Schmerzloser Sieg

Die Autonomen und der IWF-Protest  ■ K O M M E N T A R

Nachträglich haben sich die Autonomen zum eigentlichen Motor der Anti-IWF-Kampagne erklärt. Das ist übertrieben - aber zumindest wurden sie zum Dreh- und Angelpunkt der Einschätzungen über den Anti-IWF-Protest. Doch war es das Zurückschrecken vor der Polizeipräsenz, ihre Isolation, Ausdruck einer tiefen inhaltlichen Krise oder einfach taktisches Geschick, auf den von vielen erwarteten „Angriff“ zu verzichten? Schon Tage zuvor war endgültig klar, daß die Parole „Verhindert den IWF-Kongreß!“ lächerlich war - sie ist nur mit einer Mischung aus Vollmundigkeit, munterem Mobilisierungswillen und Abgrenzung von allen reformwilligen IWF-Kritikern zu erklären. Wer jedoch 8.000 Leute mobilisiert, zeigt sich als politische Kraft. Dazu ergab sich in den letzten Tagen überraschend eine neue, „informelle“ Form des Bündnisses, die niemandem wehtut: Gruppen, die von den Autonomen unverdrossen als reformistisch bezeichnet wurden, empfahlen die Teilnahme an der Demo, und umgekehrt hatten Autonome schon längst an den Aktionen der innerlinken „Gegenseite“ teilgenommen.

Taktisch klug war auch der Verzicht auf die unmittelbare Konfrontation - zum einen war angesichts der Polizeipräsenz auf der Straße ohnehin kein Blumentopf zu erobern. Zum anderen hatte sich der Polizei-Apparat in den Tagen zuvor ohnehin in einem bislang ungekannten Maß selber denunziert.
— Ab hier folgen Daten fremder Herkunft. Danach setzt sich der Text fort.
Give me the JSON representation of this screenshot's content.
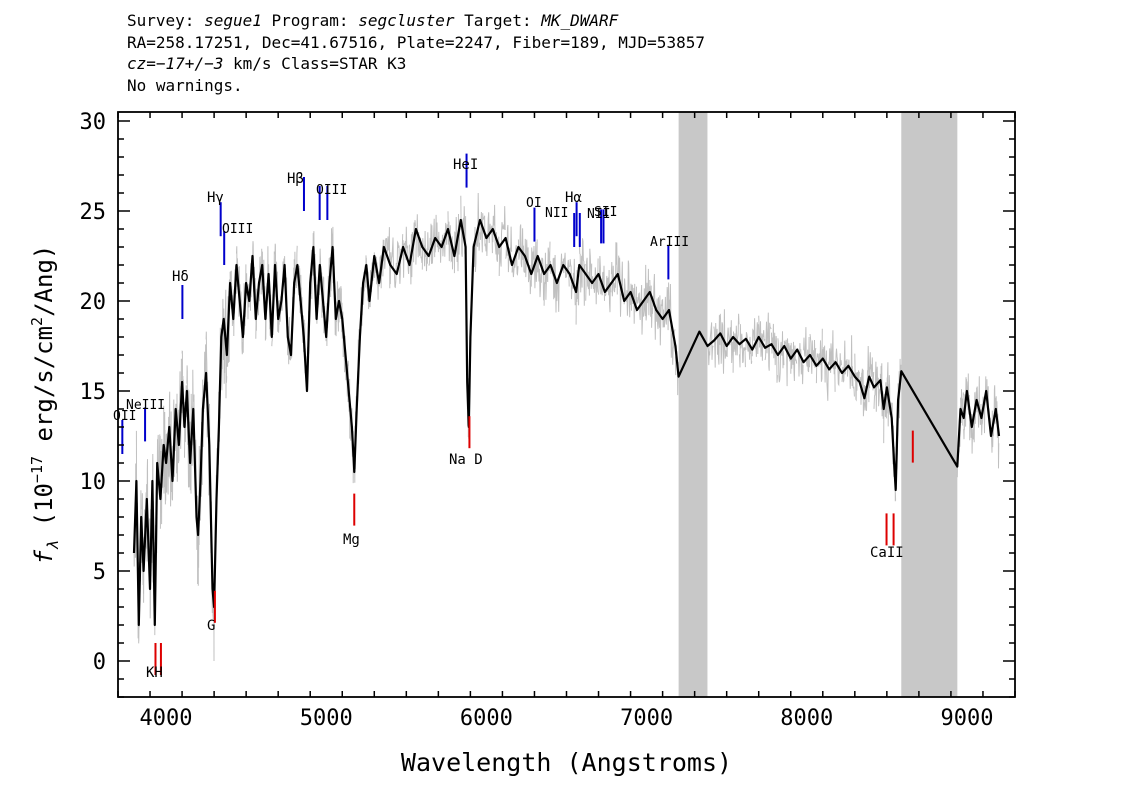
{
  "header": {
    "line1": {
      "survey_label": "Survey: ",
      "survey": "segue1",
      "program_label": " Program: ",
      "program": "segcluster",
      "target_label": " Target: ",
      "target": "MK_DWARF"
    },
    "line2": "RA=258.17251, Dec=41.67516, Plate=2247, Fiber=189, MJD=53857",
    "line3": {
      "cz_label": "cz=",
      "cz": "−17+/−3",
      "cz_unit": " km/s Class=STAR K3"
    },
    "line4": "No warnings."
  },
  "chart_data": {
    "type": "line",
    "xlabel": "Wavelength (Angstroms)",
    "ylabel_parts": {
      "f": "f",
      "lambda_sub": "λ",
      "unit_pre": " (10",
      "exp1": "−17",
      "unit_mid": " erg/s/cm",
      "exp2": "2",
      "unit_post": "/Ang)"
    },
    "xlim": [
      3700,
      9300
    ],
    "ylim": [
      -2,
      30.5
    ],
    "xticks": [
      4000,
      5000,
      6000,
      7000,
      8000,
      9000
    ],
    "yticks": [
      0,
      5,
      10,
      15,
      20,
      25,
      30
    ],
    "masked_regions": [
      [
        7200,
        7380
      ],
      [
        8590,
        8940
      ]
    ],
    "colors": {
      "flux": "#000000",
      "noise": "#c0c0c0",
      "emission": "#0000cc",
      "absorption": "#dd0000",
      "mask": "#c8c8c8"
    },
    "series": [
      {
        "role": "smoothed flux",
        "points": [
          [
            3800,
            6
          ],
          [
            3815,
            10
          ],
          [
            3830,
            2
          ],
          [
            3845,
            8
          ],
          [
            3860,
            5
          ],
          [
            3880,
            9
          ],
          [
            3900,
            4
          ],
          [
            3915,
            10
          ],
          [
            3930,
            2
          ],
          [
            3945,
            11
          ],
          [
            3965,
            9
          ],
          [
            3985,
            12
          ],
          [
            4000,
            11
          ],
          [
            4020,
            13
          ],
          [
            4040,
            10
          ],
          [
            4060,
            14
          ],
          [
            4080,
            12
          ],
          [
            4100,
            15.5
          ],
          [
            4115,
            13
          ],
          [
            4130,
            15
          ],
          [
            4150,
            11
          ],
          [
            4170,
            14
          ],
          [
            4190,
            8
          ],
          [
            4200,
            7
          ],
          [
            4215,
            10
          ],
          [
            4230,
            14
          ],
          [
            4250,
            16
          ],
          [
            4270,
            12
          ],
          [
            4290,
            4
          ],
          [
            4300,
            3
          ],
          [
            4315,
            9
          ],
          [
            4330,
            13
          ],
          [
            4345,
            18
          ],
          [
            4360,
            19
          ],
          [
            4380,
            17
          ],
          [
            4400,
            21
          ],
          [
            4420,
            19
          ],
          [
            4440,
            22
          ],
          [
            4460,
            20
          ],
          [
            4480,
            18
          ],
          [
            4500,
            21
          ],
          [
            4520,
            20
          ],
          [
            4540,
            22.5
          ],
          [
            4560,
            19
          ],
          [
            4580,
            21
          ],
          [
            4600,
            22
          ],
          [
            4620,
            19
          ],
          [
            4640,
            21.5
          ],
          [
            4660,
            18
          ],
          [
            4680,
            22
          ],
          [
            4700,
            19
          ],
          [
            4720,
            20
          ],
          [
            4740,
            22
          ],
          [
            4760,
            18
          ],
          [
            4780,
            17
          ],
          [
            4800,
            21
          ],
          [
            4820,
            22
          ],
          [
            4840,
            20
          ],
          [
            4860,
            18
          ],
          [
            4880,
            15
          ],
          [
            4900,
            21
          ],
          [
            4920,
            23
          ],
          [
            4940,
            19
          ],
          [
            4960,
            22
          ],
          [
            4980,
            20
          ],
          [
            5000,
            18
          ],
          [
            5020,
            21
          ],
          [
            5040,
            23
          ],
          [
            5060,
            19
          ],
          [
            5080,
            20
          ],
          [
            5100,
            19
          ],
          [
            5120,
            17
          ],
          [
            5140,
            15
          ],
          [
            5160,
            13
          ],
          [
            5175,
            10.5
          ],
          [
            5190,
            14
          ],
          [
            5210,
            18
          ],
          [
            5230,
            21
          ],
          [
            5250,
            22
          ],
          [
            5270,
            20
          ],
          [
            5300,
            22.5
          ],
          [
            5330,
            21
          ],
          [
            5360,
            23
          ],
          [
            5400,
            22
          ],
          [
            5440,
            21.5
          ],
          [
            5480,
            23
          ],
          [
            5520,
            22
          ],
          [
            5560,
            24
          ],
          [
            5600,
            23
          ],
          [
            5640,
            22.5
          ],
          [
            5680,
            23.5
          ],
          [
            5720,
            23
          ],
          [
            5760,
            24
          ],
          [
            5800,
            22.5
          ],
          [
            5840,
            24.5
          ],
          [
            5870,
            23
          ],
          [
            5880,
            15.5
          ],
          [
            5890,
            13
          ],
          [
            5900,
            18
          ],
          [
            5920,
            23
          ],
          [
            5960,
            24.5
          ],
          [
            6000,
            23.5
          ],
          [
            6040,
            24
          ],
          [
            6080,
            23
          ],
          [
            6120,
            23.5
          ],
          [
            6160,
            22
          ],
          [
            6200,
            23
          ],
          [
            6240,
            22.5
          ],
          [
            6280,
            21.5
          ],
          [
            6320,
            22.5
          ],
          [
            6360,
            21.5
          ],
          [
            6400,
            22
          ],
          [
            6440,
            21
          ],
          [
            6480,
            22
          ],
          [
            6520,
            21.5
          ],
          [
            6560,
            20.5
          ],
          [
            6580,
            22
          ],
          [
            6620,
            21.5
          ],
          [
            6660,
            21
          ],
          [
            6700,
            21.5
          ],
          [
            6740,
            20.5
          ],
          [
            6780,
            21
          ],
          [
            6820,
            21.5
          ],
          [
            6860,
            20
          ],
          [
            6900,
            20.5
          ],
          [
            6940,
            19.5
          ],
          [
            6980,
            20
          ],
          [
            7020,
            20.5
          ],
          [
            7060,
            19.5
          ],
          [
            7100,
            19
          ],
          [
            7140,
            19.5
          ],
          [
            7180,
            17.5
          ],
          [
            7200,
            15.8
          ],
          [
            7330,
            18.3
          ],
          [
            7380,
            17.5
          ],
          [
            7420,
            17.8
          ],
          [
            7460,
            18.2
          ],
          [
            7500,
            17.5
          ],
          [
            7540,
            18
          ],
          [
            7580,
            17.6
          ],
          [
            7620,
            17.9
          ],
          [
            7660,
            17.3
          ],
          [
            7700,
            18
          ],
          [
            7740,
            17.4
          ],
          [
            7780,
            17.6
          ],
          [
            7820,
            17
          ],
          [
            7860,
            17.5
          ],
          [
            7900,
            16.8
          ],
          [
            7940,
            17.3
          ],
          [
            7980,
            16.6
          ],
          [
            8020,
            17
          ],
          [
            8060,
            16.4
          ],
          [
            8100,
            16.8
          ],
          [
            8140,
            16.2
          ],
          [
            8180,
            16.6
          ],
          [
            8220,
            16
          ],
          [
            8260,
            16.4
          ],
          [
            8300,
            15.8
          ],
          [
            8330,
            15.5
          ],
          [
            8360,
            14.6
          ],
          [
            8390,
            15.8
          ],
          [
            8420,
            15.2
          ],
          [
            8460,
            15.6
          ],
          [
            8480,
            14
          ],
          [
            8500,
            15.2
          ],
          [
            8530,
            13.5
          ],
          [
            8545,
            11
          ],
          [
            8555,
            9.5
          ],
          [
            8570,
            14.5
          ],
          [
            8590,
            16.1
          ],
          [
            8940,
            10.8
          ],
          [
            8960,
            14
          ],
          [
            8980,
            13.5
          ],
          [
            9000,
            15
          ],
          [
            9030,
            13
          ],
          [
            9060,
            14.5
          ],
          [
            9090,
            13.5
          ],
          [
            9120,
            15
          ],
          [
            9150,
            12.5
          ],
          [
            9180,
            14
          ],
          [
            9200,
            12.5
          ]
        ]
      }
    ],
    "emission_lines": [
      {
        "label": "OII",
        "x": 3727,
        "y": 11.5
      },
      {
        "label": "NeIII",
        "x": 3869,
        "y": 12.2
      },
      {
        "label": "Hδ",
        "x": 4102,
        "y": 19
      },
      {
        "label": "Hγ",
        "x": 4341,
        "y": 23.6
      },
      {
        "label": "OIII",
        "x": 4363,
        "y": 22
      },
      {
        "label": "Hβ",
        "x": 4861,
        "y": 25
      },
      {
        "label": "OIII",
        "x": 4959,
        "y": 24.5
      },
      {
        "label": "OIII",
        "x": 5007,
        "y": 24.5
      },
      {
        "label": "HeI",
        "x": 5876,
        "y": 26.3
      },
      {
        "label": "OI",
        "x": 6300,
        "y": 23.3
      },
      {
        "label": "NII",
        "x": 6548,
        "y": 23
      },
      {
        "label": "Hα",
        "x": 6563,
        "y": 23.6
      },
      {
        "label": "NII",
        "x": 6583,
        "y": 23
      },
      {
        "label": "SII",
        "x": 6716,
        "y": 23.2
      },
      {
        "label": "SII",
        "x": 6731,
        "y": 23.2
      },
      {
        "label": "ArIII",
        "x": 7136,
        "y": 21.2
      }
    ],
    "absorption_lines": [
      {
        "label": "K",
        "x": 3934,
        "y": 1
      },
      {
        "label": "H",
        "x": 3968,
        "y": 1
      },
      {
        "label": "G",
        "x": 4305,
        "y": 3.9
      },
      {
        "label": "Mg",
        "x": 5175,
        "y": 9.3
      },
      {
        "label": "Na D",
        "x": 5894,
        "y": 13.6
      },
      {
        "label": "CaII",
        "x": 8498,
        "y": 8.2
      },
      {
        "label": "CaII",
        "x": 8542,
        "y": 8.2
      },
      {
        "label": "CaII",
        "x": 8662,
        "y": 12.8
      }
    ]
  },
  "annotation_labels": {
    "OII": "OII",
    "NeIII": "NeIII",
    "Hdelta": "Hδ",
    "Hgamma": "Hγ",
    "OIII_a": "OIII",
    "Hbeta": "Hβ",
    "OIII_b": "OIII",
    "HeI": "HeI",
    "OI": "OI",
    "NII_a": "NII",
    "Halpha": "Hα",
    "NII_b": "NII",
    "SII": "SII",
    "ArIII": "ArIII",
    "KH": "KH",
    "G": "G",
    "Mg": "Mg",
    "NaD": "Na D",
    "CaII": "CaII"
  }
}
Bleiben die Inhalte. Hier ist eine Vereinheitlichung weiterhin nicht auszumachen - das haben die Autonomen gestern selbst eingeräumt. Auf der Aktionsebene hat die Kongreß-Maschine ein bißchen gestöhnt, der eigentliche Verlierer ist aber der Senat - und auf den zielten die Aktionen unmittelbar eben nicht. Die Autonomen ziehen mit einem 2:1 vom Platz, ein Sieg, der niemandem wehtut.